The story of St. Brendan and Madoc (Madog ab Owain Gwynedd) grew in popularity in England during the mid sixteenth century and were considered "real" because it gave a legal justification for England to claim portions of the New World based on the theory of the right of discovery. Madoc probably wasn't even a real Welsh prince and was a creation of John Dee.
You have to consider when the stories of the Irish and the Welsh coming to America "emerged" at a time with the Spanish, Portuguese, and French had their hands all over America and some English intellectuals wanted in on the game - so they created myths or embellished existing literature to justify land claims by the right of discovery.
You should look at St. Brendan's discovery of America in the same light as Atlantis - it did not happen and was there were literary devices to teach moral lessons. The first European culture encountered by Native Americans was probably the Norse in Greenland and Newfoundland.

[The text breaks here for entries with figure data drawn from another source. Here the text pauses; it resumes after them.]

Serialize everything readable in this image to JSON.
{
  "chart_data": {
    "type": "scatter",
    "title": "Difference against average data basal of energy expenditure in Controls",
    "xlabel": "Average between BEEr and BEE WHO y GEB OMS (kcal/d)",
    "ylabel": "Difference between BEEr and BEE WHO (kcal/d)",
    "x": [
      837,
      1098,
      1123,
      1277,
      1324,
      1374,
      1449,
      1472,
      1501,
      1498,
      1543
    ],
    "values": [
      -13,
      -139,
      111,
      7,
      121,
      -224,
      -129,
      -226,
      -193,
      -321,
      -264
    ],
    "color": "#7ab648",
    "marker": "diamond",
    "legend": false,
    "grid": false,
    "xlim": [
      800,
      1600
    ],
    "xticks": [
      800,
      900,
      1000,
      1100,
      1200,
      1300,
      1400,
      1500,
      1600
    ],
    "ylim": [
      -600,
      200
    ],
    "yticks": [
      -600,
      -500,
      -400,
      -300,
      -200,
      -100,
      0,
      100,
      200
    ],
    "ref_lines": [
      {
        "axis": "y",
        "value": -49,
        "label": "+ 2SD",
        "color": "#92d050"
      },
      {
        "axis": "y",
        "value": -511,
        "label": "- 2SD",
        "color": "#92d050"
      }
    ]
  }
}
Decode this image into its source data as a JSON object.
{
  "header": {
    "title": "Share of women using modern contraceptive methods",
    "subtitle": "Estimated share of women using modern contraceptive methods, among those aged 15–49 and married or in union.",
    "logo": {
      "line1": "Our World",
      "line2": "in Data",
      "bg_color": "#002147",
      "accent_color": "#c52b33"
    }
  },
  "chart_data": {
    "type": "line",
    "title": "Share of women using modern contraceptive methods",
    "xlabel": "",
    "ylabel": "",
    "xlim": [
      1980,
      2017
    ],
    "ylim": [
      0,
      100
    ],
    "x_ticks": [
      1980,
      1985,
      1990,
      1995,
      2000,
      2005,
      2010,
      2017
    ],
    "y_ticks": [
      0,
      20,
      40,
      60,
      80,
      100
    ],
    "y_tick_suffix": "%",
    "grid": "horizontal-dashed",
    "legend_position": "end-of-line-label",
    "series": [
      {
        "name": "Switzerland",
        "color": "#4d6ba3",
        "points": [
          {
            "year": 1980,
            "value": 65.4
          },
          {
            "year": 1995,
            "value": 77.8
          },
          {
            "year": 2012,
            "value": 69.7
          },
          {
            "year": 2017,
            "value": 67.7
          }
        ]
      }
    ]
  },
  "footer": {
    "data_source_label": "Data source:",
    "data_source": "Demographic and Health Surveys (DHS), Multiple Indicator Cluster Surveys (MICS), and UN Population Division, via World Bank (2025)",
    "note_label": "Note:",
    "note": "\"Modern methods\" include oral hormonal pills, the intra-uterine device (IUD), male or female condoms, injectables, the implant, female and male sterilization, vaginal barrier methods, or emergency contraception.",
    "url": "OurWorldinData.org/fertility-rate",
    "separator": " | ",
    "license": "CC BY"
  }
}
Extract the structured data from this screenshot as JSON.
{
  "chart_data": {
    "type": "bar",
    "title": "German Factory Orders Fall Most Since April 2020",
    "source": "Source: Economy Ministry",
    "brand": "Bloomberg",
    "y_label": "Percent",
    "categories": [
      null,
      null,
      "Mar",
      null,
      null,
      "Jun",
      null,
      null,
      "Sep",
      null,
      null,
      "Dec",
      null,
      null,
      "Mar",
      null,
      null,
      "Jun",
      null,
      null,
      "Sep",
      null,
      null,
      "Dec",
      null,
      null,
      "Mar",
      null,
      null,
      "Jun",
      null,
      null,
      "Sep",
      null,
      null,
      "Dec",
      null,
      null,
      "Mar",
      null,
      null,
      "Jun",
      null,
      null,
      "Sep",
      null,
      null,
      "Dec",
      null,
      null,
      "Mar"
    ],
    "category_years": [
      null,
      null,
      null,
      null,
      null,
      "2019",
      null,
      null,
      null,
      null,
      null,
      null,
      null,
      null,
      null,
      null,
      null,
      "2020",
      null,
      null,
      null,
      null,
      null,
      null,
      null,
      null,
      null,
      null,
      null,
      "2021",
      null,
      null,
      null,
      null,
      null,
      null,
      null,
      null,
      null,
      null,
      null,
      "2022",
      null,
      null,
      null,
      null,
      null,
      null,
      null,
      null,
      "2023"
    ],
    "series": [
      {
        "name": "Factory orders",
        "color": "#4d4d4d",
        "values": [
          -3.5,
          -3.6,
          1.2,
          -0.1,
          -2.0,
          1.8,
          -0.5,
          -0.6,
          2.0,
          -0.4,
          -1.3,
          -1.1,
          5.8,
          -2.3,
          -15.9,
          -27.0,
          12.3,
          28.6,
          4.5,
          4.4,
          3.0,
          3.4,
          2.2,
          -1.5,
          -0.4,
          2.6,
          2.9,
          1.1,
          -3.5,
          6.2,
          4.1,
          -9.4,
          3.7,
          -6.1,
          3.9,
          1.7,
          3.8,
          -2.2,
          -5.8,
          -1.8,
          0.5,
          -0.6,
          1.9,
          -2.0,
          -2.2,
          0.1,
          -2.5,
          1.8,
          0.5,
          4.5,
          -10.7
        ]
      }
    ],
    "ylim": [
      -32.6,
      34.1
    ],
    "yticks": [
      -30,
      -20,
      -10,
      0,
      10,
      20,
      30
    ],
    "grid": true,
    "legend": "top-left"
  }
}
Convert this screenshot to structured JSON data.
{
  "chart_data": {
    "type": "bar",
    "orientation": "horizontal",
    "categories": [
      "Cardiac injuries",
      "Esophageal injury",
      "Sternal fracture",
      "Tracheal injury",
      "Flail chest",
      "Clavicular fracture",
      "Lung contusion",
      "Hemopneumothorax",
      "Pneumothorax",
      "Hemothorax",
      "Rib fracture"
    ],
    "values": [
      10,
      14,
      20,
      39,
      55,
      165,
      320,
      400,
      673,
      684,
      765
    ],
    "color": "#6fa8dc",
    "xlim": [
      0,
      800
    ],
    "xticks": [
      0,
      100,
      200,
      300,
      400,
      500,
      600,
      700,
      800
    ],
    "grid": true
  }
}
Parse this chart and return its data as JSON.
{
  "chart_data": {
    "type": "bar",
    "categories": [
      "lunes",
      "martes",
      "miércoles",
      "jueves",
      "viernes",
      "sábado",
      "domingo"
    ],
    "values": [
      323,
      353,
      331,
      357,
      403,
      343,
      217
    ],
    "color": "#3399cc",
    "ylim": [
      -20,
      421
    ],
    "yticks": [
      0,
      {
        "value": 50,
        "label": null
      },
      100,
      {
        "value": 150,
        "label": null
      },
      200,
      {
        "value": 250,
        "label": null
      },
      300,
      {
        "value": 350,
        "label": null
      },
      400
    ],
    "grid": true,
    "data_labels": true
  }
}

That contact was limited, isolated, and temporary. It wasn't the Irish and the Welsh etc. The first contact that had a lasting impact was the Spanish in the Caribbean.
Are you familiar with Tim Severin? He faithfully created a replica of St. Brendan's coragulac and retraced Brendan's voyage across the Atlantic in 1976. While we have no conclusive proof that Brendan definitely made the voyage, Severin proved that such a voyage was possible. (There's a 1978 documentary The Brendan Voyage and Severin wrote a book about his journey.
Of course The Navigatio was embellished; for instance, the fanciful story about about serving Easter Mass on the back of a whale :) but such exaggerations are par for the course in early oral history.